The Northern Colorado Water Conservancy District board set the quota Thursday on an 8-4 vote.
An allocation at that level means that the owner of a share — or 1 acre-foot — of the C-BT project would be able to realize 0.7 acre feet of it. With 310,000 acre feet available in the project at 100%, a 70% allocation means that 217,000 acre feet will be available. There are 325,851 gallons in an acre foot.
Board members discussed the combination of this year’s above-average snowpack and streamflow projections contrasted against reservoir levels on the east slope — the non-C-BT reservoir levels are the lowest since 2013 — and below-average soil moisture readings throughout much of the district.
Luke Shawcross, manager of the Water Resources Department at Northern Water, outlined water modeling showing the predicted storage levels in the project through the end of 2023 and into 2024, and he also discussed the available water supplies in regional reservoirs. Water resources specialist Emily Carbone and water scheduling department assistant manager Sarah Smith also provided board members with water supply and availability data.

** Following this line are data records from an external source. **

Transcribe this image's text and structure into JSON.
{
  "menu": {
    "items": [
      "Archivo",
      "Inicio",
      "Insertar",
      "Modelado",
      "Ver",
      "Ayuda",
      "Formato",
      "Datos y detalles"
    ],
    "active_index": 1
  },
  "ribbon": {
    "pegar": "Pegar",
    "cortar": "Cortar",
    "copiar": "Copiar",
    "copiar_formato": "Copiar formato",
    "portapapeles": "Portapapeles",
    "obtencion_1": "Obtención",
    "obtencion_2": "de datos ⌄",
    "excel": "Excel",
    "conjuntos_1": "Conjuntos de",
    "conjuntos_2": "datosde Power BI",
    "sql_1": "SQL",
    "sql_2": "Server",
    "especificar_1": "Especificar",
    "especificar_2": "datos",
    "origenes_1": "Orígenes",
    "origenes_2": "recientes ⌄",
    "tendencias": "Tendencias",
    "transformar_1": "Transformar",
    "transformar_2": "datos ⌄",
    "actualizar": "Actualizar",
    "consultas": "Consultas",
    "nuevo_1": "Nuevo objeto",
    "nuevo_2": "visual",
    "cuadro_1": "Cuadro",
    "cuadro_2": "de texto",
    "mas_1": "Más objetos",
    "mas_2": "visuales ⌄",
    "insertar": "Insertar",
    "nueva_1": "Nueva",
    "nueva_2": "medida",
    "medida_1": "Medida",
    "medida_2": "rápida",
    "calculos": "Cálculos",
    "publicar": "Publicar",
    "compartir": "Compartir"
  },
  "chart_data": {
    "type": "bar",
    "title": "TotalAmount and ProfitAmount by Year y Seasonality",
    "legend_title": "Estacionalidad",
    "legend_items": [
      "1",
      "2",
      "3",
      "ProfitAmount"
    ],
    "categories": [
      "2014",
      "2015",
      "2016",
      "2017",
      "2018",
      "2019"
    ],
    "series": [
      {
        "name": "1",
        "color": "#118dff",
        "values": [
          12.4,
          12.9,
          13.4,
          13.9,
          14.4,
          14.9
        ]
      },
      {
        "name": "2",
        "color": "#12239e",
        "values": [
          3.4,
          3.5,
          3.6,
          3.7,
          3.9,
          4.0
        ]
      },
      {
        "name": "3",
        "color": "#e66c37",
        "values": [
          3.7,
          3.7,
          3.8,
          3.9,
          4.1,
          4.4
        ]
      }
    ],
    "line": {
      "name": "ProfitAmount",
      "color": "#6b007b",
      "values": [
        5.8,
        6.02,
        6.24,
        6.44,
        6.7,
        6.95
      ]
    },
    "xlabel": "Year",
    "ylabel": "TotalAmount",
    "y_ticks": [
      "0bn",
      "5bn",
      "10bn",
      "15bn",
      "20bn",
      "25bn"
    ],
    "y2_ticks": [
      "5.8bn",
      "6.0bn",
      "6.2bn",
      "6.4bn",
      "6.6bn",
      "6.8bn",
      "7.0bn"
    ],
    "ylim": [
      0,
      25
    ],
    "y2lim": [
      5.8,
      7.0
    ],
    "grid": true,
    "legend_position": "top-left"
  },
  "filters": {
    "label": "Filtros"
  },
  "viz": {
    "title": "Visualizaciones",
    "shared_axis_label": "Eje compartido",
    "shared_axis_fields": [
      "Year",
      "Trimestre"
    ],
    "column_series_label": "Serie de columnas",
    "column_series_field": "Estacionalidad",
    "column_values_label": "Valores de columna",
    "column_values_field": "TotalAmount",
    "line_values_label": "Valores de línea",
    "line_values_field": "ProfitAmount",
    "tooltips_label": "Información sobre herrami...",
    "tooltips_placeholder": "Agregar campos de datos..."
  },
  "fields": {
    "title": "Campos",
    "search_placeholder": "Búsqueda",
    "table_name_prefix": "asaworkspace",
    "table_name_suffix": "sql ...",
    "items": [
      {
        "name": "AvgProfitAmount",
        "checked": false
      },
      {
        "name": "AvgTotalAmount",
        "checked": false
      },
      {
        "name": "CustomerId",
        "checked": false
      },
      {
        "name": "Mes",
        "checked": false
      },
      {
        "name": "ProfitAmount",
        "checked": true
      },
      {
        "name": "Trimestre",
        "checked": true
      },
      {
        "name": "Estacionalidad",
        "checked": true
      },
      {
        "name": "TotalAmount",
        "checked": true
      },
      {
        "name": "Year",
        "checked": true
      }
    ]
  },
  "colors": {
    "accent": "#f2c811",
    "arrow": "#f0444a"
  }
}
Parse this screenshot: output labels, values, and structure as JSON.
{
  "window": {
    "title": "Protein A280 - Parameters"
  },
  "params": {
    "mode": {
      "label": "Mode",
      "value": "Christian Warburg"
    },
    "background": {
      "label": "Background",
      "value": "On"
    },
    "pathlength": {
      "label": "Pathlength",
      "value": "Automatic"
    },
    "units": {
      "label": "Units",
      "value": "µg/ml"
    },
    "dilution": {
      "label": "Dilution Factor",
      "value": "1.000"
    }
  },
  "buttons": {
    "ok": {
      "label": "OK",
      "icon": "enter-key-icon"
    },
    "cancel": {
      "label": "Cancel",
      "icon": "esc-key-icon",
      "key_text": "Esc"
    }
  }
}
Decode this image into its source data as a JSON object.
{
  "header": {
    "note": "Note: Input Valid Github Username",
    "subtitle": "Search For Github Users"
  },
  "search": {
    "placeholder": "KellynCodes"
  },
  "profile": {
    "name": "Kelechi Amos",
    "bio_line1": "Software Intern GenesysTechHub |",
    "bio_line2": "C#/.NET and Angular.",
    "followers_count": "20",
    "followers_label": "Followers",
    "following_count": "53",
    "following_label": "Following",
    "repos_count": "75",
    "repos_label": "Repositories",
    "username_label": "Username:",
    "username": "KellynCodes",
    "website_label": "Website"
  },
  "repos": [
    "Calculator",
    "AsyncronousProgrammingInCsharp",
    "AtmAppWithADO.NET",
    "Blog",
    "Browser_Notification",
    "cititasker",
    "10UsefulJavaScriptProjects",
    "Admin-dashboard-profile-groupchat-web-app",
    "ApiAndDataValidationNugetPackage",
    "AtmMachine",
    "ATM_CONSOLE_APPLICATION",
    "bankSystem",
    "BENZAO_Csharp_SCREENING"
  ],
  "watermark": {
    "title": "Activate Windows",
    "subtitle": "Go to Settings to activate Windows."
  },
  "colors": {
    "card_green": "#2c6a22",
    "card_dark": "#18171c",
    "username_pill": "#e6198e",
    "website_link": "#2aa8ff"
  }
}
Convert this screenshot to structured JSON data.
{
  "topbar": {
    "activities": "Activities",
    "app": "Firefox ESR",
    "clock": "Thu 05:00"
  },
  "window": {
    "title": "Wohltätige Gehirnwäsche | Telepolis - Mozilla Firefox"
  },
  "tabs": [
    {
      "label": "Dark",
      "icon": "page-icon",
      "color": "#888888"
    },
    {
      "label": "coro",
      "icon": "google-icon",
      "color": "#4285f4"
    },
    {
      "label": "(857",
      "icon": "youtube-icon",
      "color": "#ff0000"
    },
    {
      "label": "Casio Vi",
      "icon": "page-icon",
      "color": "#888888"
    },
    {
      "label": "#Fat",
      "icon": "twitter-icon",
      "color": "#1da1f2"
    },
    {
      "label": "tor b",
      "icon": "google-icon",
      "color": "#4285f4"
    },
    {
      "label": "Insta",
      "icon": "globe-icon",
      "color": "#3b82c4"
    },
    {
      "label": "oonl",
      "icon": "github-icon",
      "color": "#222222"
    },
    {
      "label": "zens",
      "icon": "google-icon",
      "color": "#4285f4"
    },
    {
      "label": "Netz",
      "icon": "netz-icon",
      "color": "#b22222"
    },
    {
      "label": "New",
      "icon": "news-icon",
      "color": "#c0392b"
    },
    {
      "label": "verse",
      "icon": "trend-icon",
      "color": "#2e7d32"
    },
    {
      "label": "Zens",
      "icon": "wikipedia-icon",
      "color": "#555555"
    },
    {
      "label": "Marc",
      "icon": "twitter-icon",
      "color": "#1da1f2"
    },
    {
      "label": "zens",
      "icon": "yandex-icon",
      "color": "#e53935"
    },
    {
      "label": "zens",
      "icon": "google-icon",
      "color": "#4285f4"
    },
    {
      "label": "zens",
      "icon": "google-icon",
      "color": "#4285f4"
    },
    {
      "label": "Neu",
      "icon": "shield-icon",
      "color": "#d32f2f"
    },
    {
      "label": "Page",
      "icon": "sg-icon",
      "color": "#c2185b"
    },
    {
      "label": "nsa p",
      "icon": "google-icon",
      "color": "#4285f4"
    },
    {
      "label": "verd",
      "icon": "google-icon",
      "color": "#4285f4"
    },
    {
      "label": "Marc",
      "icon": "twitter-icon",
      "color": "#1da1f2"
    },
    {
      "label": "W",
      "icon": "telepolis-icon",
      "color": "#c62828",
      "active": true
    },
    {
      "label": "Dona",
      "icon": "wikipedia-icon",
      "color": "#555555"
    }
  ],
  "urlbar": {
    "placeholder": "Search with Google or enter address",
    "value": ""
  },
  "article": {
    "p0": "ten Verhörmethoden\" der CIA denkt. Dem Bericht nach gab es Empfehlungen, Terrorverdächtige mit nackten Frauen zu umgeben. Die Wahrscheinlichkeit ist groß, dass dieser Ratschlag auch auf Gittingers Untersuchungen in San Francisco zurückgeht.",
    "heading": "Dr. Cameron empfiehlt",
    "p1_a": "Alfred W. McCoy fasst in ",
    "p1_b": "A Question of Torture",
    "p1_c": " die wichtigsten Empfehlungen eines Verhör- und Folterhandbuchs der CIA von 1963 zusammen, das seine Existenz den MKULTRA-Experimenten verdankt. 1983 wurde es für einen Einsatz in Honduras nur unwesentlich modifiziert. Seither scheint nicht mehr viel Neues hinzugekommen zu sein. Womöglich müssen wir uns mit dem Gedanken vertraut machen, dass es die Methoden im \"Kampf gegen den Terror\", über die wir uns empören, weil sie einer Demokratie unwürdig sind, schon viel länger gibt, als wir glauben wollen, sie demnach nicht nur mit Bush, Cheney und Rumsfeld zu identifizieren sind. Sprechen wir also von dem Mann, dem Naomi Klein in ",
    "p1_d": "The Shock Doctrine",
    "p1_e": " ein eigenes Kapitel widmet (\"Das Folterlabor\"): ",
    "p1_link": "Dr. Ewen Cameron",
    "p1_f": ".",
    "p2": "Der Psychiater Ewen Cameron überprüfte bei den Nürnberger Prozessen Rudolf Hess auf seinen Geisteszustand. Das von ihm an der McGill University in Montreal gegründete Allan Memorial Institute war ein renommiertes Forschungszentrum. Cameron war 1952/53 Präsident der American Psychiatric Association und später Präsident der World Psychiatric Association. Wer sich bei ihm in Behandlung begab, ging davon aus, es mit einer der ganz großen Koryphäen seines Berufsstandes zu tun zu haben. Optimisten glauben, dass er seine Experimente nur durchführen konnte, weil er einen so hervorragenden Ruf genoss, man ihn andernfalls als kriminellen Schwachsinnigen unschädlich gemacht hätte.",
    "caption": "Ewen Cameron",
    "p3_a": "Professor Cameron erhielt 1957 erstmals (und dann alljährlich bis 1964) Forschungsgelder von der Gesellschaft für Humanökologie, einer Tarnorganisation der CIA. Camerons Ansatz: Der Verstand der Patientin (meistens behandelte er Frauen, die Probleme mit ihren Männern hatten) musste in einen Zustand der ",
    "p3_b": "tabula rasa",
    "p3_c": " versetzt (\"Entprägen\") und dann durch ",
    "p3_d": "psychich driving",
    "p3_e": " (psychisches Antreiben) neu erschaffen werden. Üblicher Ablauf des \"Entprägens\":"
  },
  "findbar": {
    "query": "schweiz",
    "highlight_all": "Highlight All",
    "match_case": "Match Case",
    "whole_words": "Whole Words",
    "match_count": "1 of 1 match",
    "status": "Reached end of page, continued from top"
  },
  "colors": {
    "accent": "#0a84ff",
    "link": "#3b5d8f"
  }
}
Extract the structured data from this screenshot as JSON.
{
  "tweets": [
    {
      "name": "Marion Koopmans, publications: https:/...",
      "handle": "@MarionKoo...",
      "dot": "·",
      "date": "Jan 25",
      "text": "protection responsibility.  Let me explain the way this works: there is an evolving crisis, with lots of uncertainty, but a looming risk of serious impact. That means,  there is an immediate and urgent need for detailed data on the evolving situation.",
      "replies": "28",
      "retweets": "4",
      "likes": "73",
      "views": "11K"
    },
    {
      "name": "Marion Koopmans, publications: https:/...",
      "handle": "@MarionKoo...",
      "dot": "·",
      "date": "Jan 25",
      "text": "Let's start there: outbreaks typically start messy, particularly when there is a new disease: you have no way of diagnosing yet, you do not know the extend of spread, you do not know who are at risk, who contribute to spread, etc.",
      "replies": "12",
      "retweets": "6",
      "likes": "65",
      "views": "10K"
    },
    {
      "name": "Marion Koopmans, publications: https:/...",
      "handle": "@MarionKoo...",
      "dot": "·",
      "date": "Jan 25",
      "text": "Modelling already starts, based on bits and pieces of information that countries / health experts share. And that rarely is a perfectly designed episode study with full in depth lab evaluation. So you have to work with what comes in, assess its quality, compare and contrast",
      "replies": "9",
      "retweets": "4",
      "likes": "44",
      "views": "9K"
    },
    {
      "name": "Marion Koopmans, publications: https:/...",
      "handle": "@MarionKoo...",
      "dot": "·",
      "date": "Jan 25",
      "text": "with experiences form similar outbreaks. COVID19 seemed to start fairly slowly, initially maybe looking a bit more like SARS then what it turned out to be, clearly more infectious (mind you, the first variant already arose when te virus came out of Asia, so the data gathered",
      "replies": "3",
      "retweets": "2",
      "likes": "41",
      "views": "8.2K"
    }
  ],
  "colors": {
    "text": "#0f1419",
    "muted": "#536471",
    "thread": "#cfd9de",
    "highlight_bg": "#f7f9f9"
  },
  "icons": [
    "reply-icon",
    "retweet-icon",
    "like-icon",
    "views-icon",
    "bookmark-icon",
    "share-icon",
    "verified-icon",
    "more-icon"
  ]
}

Public input was also considered in the board’s decision.
While soil moisture conditions on northeastern Colorado farmland prompted several board members to ask for consideration of a higher quota, others cited the uncertainty of future hydrology to support their approach this year, Northern Water said in a press statement.
The board has been setting the C-BT quota since 1957, and 70% is the most common quota declared. It was also the quota set for the 2021 water delivery season. In 2022, the final quota was 80%.
Water from the C-BT supplements other sources for 33 cities and towns, 120 agricultural irrigation companies, various industries and other water users within Northern Water’s 1.6 million-acre service area. According to recent census figures, more than 1 million residents now live inside Northern Water’s boundary.